«Das lästigste aller Ungeziefer»
Der bekannte Schweizer Literaturkritiker Charles Linsmayer rezensiert für 20 Minuten regelmässig Neuerscheinungen und Klassiker.
In seiner Literaturkolumne rezensiert Charles Linsmayer für 20 Minuten Neuerscheinungen und Klassiker. Dieses Mal: «Die Verwandlung» von Franz Kafka.

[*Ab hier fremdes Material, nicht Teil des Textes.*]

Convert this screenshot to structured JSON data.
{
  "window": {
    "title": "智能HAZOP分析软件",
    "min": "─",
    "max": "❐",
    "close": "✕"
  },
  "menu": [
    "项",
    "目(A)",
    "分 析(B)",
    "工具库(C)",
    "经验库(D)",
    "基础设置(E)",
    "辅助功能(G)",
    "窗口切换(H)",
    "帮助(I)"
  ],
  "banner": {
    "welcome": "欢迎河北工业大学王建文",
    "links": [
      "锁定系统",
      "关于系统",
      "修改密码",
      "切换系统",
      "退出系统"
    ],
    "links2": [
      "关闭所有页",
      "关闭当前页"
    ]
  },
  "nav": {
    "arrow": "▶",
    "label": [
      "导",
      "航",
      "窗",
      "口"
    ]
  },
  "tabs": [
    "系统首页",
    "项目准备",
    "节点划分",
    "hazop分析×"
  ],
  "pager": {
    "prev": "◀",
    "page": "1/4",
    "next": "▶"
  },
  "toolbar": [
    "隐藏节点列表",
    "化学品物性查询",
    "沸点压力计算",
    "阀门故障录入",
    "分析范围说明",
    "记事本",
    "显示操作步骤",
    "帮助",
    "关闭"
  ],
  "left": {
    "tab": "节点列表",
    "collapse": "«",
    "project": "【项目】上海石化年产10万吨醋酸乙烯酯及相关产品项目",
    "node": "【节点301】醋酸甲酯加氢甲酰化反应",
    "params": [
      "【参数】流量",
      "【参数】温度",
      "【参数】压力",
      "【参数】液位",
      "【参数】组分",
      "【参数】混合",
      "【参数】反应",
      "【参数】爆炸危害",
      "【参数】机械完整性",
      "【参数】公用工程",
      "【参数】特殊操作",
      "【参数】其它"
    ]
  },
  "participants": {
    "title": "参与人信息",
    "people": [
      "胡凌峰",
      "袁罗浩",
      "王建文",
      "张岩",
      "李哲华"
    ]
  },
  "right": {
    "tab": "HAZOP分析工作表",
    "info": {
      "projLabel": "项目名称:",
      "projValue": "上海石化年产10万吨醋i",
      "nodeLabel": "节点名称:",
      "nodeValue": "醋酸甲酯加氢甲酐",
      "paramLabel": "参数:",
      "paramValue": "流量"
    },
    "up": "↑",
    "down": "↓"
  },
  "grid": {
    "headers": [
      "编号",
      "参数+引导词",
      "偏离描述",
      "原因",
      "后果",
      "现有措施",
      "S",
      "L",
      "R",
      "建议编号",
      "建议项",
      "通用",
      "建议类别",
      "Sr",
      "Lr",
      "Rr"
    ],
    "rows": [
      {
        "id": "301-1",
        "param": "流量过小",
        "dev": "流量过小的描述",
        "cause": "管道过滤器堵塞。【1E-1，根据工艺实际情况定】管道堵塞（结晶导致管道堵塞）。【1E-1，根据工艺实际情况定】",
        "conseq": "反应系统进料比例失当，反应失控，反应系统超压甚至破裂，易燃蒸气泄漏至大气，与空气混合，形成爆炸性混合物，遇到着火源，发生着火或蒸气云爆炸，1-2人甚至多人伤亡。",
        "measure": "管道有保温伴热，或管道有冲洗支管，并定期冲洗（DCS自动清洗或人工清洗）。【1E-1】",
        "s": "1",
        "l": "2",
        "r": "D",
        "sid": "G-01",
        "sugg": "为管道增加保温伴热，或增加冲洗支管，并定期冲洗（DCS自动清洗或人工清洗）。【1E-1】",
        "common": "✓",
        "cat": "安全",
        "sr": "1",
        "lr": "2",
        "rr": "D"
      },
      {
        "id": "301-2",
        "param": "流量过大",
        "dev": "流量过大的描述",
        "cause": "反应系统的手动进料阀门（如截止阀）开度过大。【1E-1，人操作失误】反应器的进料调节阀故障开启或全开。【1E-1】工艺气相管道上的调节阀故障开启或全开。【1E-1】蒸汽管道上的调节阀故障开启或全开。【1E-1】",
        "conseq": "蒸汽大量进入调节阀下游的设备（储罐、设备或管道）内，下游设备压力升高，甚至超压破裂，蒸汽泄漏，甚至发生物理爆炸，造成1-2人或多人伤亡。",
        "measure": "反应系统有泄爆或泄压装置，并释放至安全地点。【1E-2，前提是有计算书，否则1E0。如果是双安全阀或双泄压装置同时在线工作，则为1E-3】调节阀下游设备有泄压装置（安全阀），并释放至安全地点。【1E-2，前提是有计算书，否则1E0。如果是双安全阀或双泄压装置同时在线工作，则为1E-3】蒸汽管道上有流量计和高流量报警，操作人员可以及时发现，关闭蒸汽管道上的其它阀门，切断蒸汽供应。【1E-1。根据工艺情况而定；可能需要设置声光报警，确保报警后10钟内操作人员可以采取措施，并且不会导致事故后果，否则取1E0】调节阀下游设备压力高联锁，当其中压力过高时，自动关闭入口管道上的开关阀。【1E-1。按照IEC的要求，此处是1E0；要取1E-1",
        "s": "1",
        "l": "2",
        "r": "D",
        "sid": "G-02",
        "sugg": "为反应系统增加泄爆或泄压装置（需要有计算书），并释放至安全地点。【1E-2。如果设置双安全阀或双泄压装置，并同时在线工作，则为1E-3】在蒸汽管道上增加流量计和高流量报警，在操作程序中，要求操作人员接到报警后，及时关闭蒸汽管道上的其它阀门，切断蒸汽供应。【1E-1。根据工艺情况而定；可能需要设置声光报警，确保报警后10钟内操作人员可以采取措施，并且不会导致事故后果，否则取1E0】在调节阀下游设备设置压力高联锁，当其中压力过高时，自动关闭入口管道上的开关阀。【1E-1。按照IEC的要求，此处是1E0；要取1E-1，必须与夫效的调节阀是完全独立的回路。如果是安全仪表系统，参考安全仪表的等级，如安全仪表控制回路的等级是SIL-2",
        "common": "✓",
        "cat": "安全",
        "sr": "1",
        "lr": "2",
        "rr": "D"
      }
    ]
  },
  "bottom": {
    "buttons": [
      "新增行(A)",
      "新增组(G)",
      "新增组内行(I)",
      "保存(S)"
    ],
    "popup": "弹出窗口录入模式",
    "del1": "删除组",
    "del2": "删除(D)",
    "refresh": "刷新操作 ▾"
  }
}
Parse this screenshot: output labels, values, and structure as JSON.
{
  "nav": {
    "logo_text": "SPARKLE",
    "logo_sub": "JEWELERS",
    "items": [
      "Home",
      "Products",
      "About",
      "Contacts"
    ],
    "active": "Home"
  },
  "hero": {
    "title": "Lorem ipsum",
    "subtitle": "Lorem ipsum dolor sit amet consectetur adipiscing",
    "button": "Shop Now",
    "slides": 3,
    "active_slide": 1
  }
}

«Wie wäre es, wenn ich noch ein wenig weiterschliefe und alle Narrheiten vergässe», sagt sich der Geschäftsreisende Gregor Samsa eines Morgens und überlegt sich, wie gern er die Stelle kündigen würde, mit der er Vater, Mutter und Schwester materiell absichert. Die «Narrheiten» aber, die er zunächst verdrängt, bedeuten, dass er sich über Nacht in einen Käfer verwandelt hat und als eine XXL-Ausführung der Bettwanze, die zu den «lästigsten aller Ungeziefer» zählt, auf dem Rücken liegt. Die Angehörigen werden sich der «Verwandlung», wie Franz Kafkas Erzählung heisst, erst allmählich bewusst.
Franz Kafka: «Die Verwandlung». Reclam-Verlag, Stuttgart. Fr. 4.90 auf Orellfuessli.ch.
Und während das Abfall fressende, hilflos herumkrabbelnde Ungetüm ihnen nach dem ersten Schock tatsächlich jeden Tag lästiger wird, bis es nach einem Geigenkonzert der Schwester vor drei slapstickartigen Zimmerherrn krepiert, findet sich auch Gregor selbst immer endgültiger mit der Grässlichkeit seiner Situation ab und hätte dem «Jetzt können wir Gott danken» des herrischen Vaters wohl beigepflichtet, als der es dem Dienstmädchen überlässt, «das Zeug wegzuschaffen». Anlässlich seines 100. Todestags ist Kafka, der lang als kaum verständlich galt, als jener Autor, der das von Katastrophen und Sinnlosigkeiten geprägte aktuelle Lebensgefühl am treffendsten spiegelt, in aller Munde. Und unmittelbarer und eingängiger als in den Romanen «Der Prozess» und «Das Schloss» lässt sich in «Die Verwandlung» nachempfinden, was das viel gebrauchte Modewort «kafkaesk» da, wo es herkommt, eigentlich bedeutet.